Hester looked at her husband across the kitchen table. Cook, Joseph, the new gardening boy, Frances and Johnnie all turned to the head of the table and waited for John to speak.
‘Now, I have to go,’ he said simply. ‘He cannot be at Oatlands and not see me working in the garden. That was my work, that was my place.’
Hester hesitated for only a moment. ‘I’ll pack your bag,’ she said, and went out of the room.
Johnnie turned to his father, his face suddenly flushed. ‘May I come too?’ he asked. ‘And see him?’
When his father hesitated he went on in a rapid torrent of speech. ‘I’ve never seen him, and my father and my grandfather were in his service. And I’ve never even seen him. Frances saw him and the queen. Can I come? Please?’
John gave a short laugh. ‘I cannot be sure that I will see him,’ he said. ‘And if he sees me, he may not speak to me. I just feel the royal court under his window should be tidy, I don’t know what state it’s in.’
‘I can tidy it,’ Johnnie said desperately. ‘I can weed. I worked there while you were away. I can do it. I am a Tradescant, I am gardener to the king. I should be there.’
Hester came back into the kitchen and John turned to her with relief. ‘It depends on what your mother says.’
‘Can I go with Father to Oatlands?’ Johnnie scrambled over his stool to get to his stepmother. ‘And work for him? He’d have such a lot of work to do, I could help.’
‘I don’t know if it’s safe,’ Hester said hesitantly.
‘It’s probably safe,’ John said shortly. ‘Safer than it’s ever been with him under guard and forced to make peace at last.’
She nodded. ‘He can go if you wish it,’ she said to John.
Johnnie turned his bright hazel eyes on his father.
‘Oh, very well,’ John said. ‘But not a word do you speak unless spoken to – and then you just answer “Yes, Your Majesty”, or “No, Your Majesty”. Not a word about me being in Virginia. Not a word about the cavalier who came here. Not a word about John Lambert buying our tulips. Not a word about anything.’
Johnnie was dancing on the spot with excitement. ‘Yes! Yes!’ he shouted. ‘Yes! Of course. And I shall be absolutely silent. Absolutely. I shall be absolutely discreet.’
John met his wife’s eyes across the boy’s bobbing head. ‘I don’t know about you; but I feel very confi
dent,’ he said wryly.
They went by the river, rowed in a wherry, Johnnie seated beside his father and looking all around him. When they were past the village of Staines, John said quietly, ‘There it is,’ and pointed to the little rose-pink palace, sitting on the terraces with the unkempt lawns running down to the river. ‘D’you know, I never thought I’d see it again,’ John said softly. ‘I never thought I’d be here, working in these gardens again.’

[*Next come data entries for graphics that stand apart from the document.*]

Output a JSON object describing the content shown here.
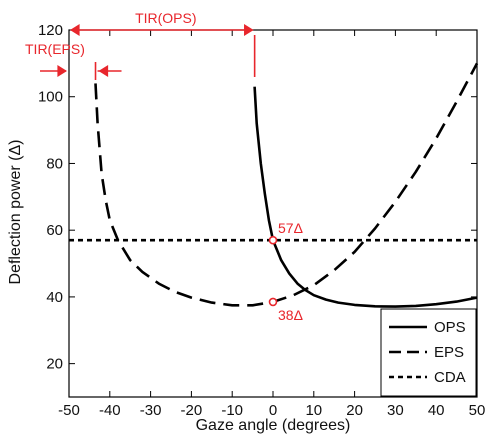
{
  "chart_data": {
    "type": "line",
    "title": "",
    "xlabel": "Gaze angle (degrees)",
    "ylabel": "Deflection power (Δ)",
    "xlim": [
      -50,
      50
    ],
    "ylim": [
      10,
      120
    ],
    "xticks": [
      -50,
      -40,
      -30,
      -20,
      -10,
      0,
      10,
      20,
      30,
      40,
      50
    ],
    "yticks": [
      20,
      40,
      60,
      80,
      100,
      120
    ],
    "grid": false,
    "legend_position": "bottom-right",
    "series": [
      {
        "name": "OPS",
        "style": "solid",
        "x": [
          -4.5,
          -4,
          -3,
          -2,
          -1,
          0,
          2,
          4,
          6,
          8,
          10,
          13,
          16,
          20,
          25,
          30,
          35,
          40,
          45,
          50
        ],
        "y": [
          103,
          92,
          80,
          71,
          63,
          57,
          51,
          47,
          44,
          42,
          40.5,
          39.2,
          38.3,
          37.6,
          37.2,
          37.1,
          37.3,
          37.8,
          38.6,
          39.8
        ]
      },
      {
        "name": "EPS",
        "style": "dashed",
        "x": [
          -43.5,
          -43,
          -42,
          -41,
          -40,
          -38,
          -35,
          -32,
          -28,
          -24,
          -20,
          -15,
          -10,
          -5,
          0,
          5,
          10,
          15,
          20,
          25,
          30,
          35,
          40,
          45,
          50
        ],
        "y": [
          104,
          92,
          77,
          69,
          63,
          57,
          51,
          47.5,
          44,
          41.5,
          39.8,
          38.3,
          37.5,
          37.5,
          38.5,
          40.5,
          43.5,
          48,
          53.5,
          60.5,
          68.5,
          77.5,
          87.5,
          98.5,
          110
        ]
      },
      {
        "name": "CDA",
        "style": "dotted",
        "x": [
          -50,
          50
        ],
        "y": [
          57,
          57
        ]
      }
    ],
    "annotations": [
      {
        "text": "TIR(OPS)",
        "x_from": -50,
        "x_to": -4.5,
        "kind": "double-arrow"
      },
      {
        "text": "TIR(EPS)",
        "x_from": -50,
        "x_to": -43.5,
        "kind": "inward-arrows"
      }
    ],
    "markers": [
      {
        "x": 0,
        "y": 57,
        "label": "57Δ"
      },
      {
        "x": 0,
        "y": 38.5,
        "label": "38Δ"
      }
    ],
    "colors": {
      "axis": "#000000",
      "annotation": "#e8262c",
      "series": "#000000"
    }
  }
}
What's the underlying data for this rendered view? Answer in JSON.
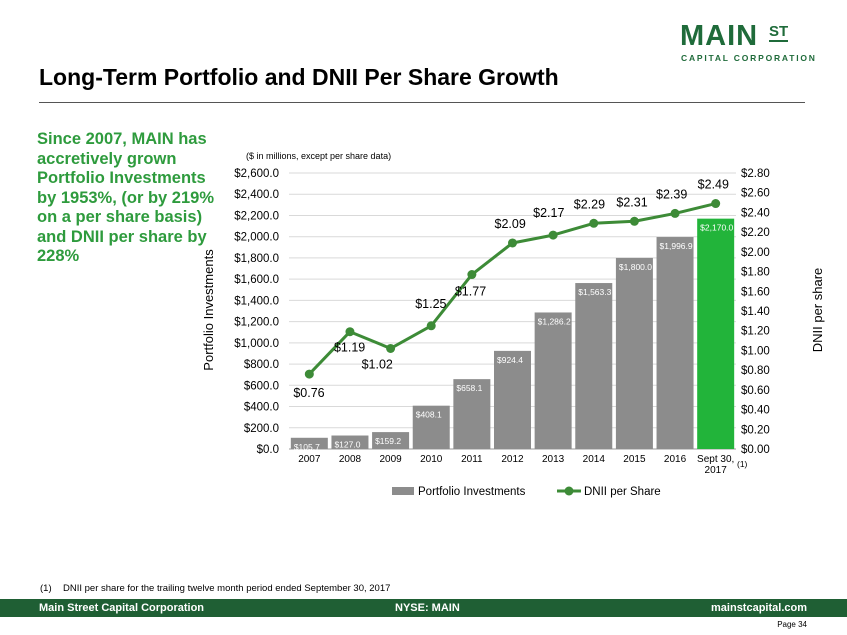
{
  "logo": {
    "main": "MAIN",
    "st": "ST",
    "sub": "CAPITAL CORPORATION"
  },
  "title": "Long-Term Portfolio and DNII Per Share Growth",
  "side_text": "Since 2007, MAIN has accretively grown Portfolio Investments by 1953%, (or by 219% on a per share basis) and DNII per share by 228%",
  "units_note": "($ in millions, except per share data)",
  "footnote": {
    "num": "(1)",
    "text": "DNII per share for the trailing twelve month period ended September 30, 2017"
  },
  "footer": {
    "left": "Main Street Capital Corporation",
    "middle": "NYSE: MAIN",
    "right": "mainstcapital.com"
  },
  "page_label": "Page  34",
  "colors": {
    "bar": "#8c8c8c",
    "bar_highlight": "#22b43a",
    "line": "#3d8b37",
    "brand": "#1f5f34",
    "accent_text": "#2e9b3d"
  },
  "chart_data": {
    "type": "bar",
    "categories": [
      "2007",
      "2008",
      "2009",
      "2010",
      "2011",
      "2012",
      "2013",
      "2014",
      "2015",
      "2016",
      "Sept 30, 2017"
    ],
    "category_lines": [
      [
        "2007"
      ],
      [
        "2008"
      ],
      [
        "2009"
      ],
      [
        "2010"
      ],
      [
        "2011"
      ],
      [
        "2012"
      ],
      [
        "2013"
      ],
      [
        "2014"
      ],
      [
        "2015"
      ],
      [
        "2016"
      ],
      [
        "Sept 30,",
        "2017"
      ]
    ],
    "series": [
      {
        "name": "Portfolio Investments",
        "type": "bar",
        "axis": "left",
        "values": [
          105.7,
          127.0,
          159.2,
          408.1,
          658.1,
          924.4,
          1286.2,
          1563.3,
          1800.0,
          1996.9,
          2170.0
        ],
        "labels": [
          "$105.7",
          "$127.0",
          "$159.2",
          "$408.1",
          "$658.1",
          "$924.4",
          "$1,286.2",
          "$1,563.3",
          "$1,800.0",
          "$1,996.9",
          "$2,170.0"
        ],
        "highlight_index": 10
      },
      {
        "name": "DNII per Share",
        "type": "line",
        "axis": "right",
        "values": [
          0.76,
          1.19,
          1.02,
          1.25,
          1.77,
          2.09,
          2.17,
          2.29,
          2.31,
          2.39,
          2.49
        ],
        "labels": [
          "$0.76",
          "$1.19",
          "$1.02",
          "$1.25",
          "$1.77",
          "$2.09",
          "$2.17",
          "$2.29",
          "$2.31",
          "$2.39",
          "$2.49"
        ]
      }
    ],
    "ylabel": "Portfolio Investments",
    "y2label": "DNII per share",
    "ylim": [
      0,
      2600
    ],
    "y2lim": [
      0,
      2.8
    ],
    "yticks": [
      "$0.0",
      "$200.0",
      "$400.0",
      "$600.0",
      "$800.0",
      "$1,000.0",
      "$1,200.0",
      "$1,400.0",
      "$1,600.0",
      "$1,800.0",
      "$2,000.0",
      "$2,200.0",
      "$2,400.0",
      "$2,600.0"
    ],
    "y2ticks": [
      "$0.00",
      "$0.20",
      "$0.40",
      "$0.60",
      "$0.80",
      "$1.00",
      "$1.20",
      "$1.40",
      "$1.60",
      "$1.80",
      "$2.00",
      "$2.20",
      "$2.40",
      "$2.60",
      "$2.80"
    ],
    "category_note": "(1)",
    "grid": true,
    "legend_position": "bottom"
  }
}
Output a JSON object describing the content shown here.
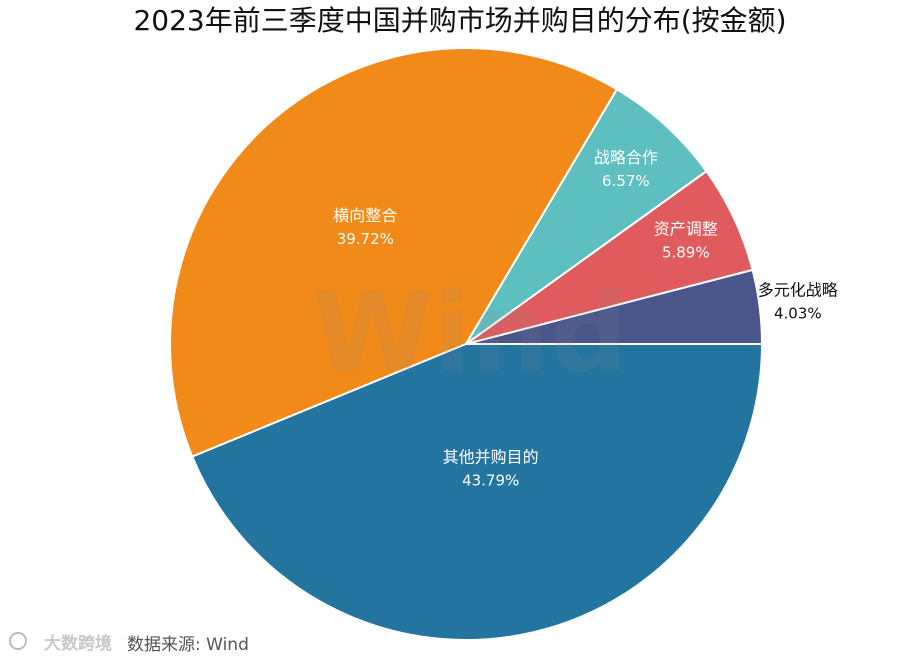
{
  "chart_data": {
    "type": "pie",
    "title": "2023年前三季度中国并购市场并购目的分布(按金额)",
    "categories": [
      "多元化战略",
      "资产调整",
      "战略合作",
      "横向整合",
      "其他并购目的"
    ],
    "values": [
      4.03,
      5.89,
      6.57,
      39.72,
      43.79
    ],
    "value_labels": [
      "4.03%",
      "5.89%",
      "6.57%",
      "39.72%",
      "43.79%"
    ],
    "colors": [
      "#4a568a",
      "#e05b5d",
      "#5ebfc1",
      "#f28a1a",
      "#2474a0"
    ],
    "watermark": "Wind",
    "logo": "大数跨境",
    "source": "数据来源: Wind"
  }
}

Johnnie glanced quickly at his father’s darkened expression. ‘But you’re glad of it?’ he asked. ‘Glad you came home and that the king is back in his palace, and soon everything will be as it was?’
John dropped his hand on his son’s thin shoulder. ‘I don’t think everything will be quite as it was,’ he said. ‘There’s a lot of men dead and a lot of tears shed, and the king is in his palace but not on his throne. We’ll have to mind our tongues here, and beware even of our thoughts.’
The boatman shipped the oars and the wherry nudged against the landing stage. John stepped quickly ashore and caught the mooring rope, dug in his pocket for a coin and dropped it down into the boat as Johnnie tossed up their bags and then handed up, one at a time, a dozen pots with nodding blooms.
John shouldered his bag. ‘We’ll come back for the pots,’ he said, and led the way up the slope to the palace.
Prince Rupert had allowed his cavalrymen’s horses to graze on the lawns and they were pocked with hoofprints and lumpy with droppings but at least the animals had kept the grass down. As John approached the palace he saw that the creepers and the wall climbers which he had trained so carefully to take blossoms and scent up to the windows were doing well – overspread, sometimes pulling away from their ties, but thriving on neglect.
The beds at the feet of the rose-brick walls were overrun with weeds but some flowers were still struggling through. Pansies and gillyflowers, irises and peonies had thrust their heads above the encroaching green. ‘Soon hoe that out,’ John remarked, nodding to his son.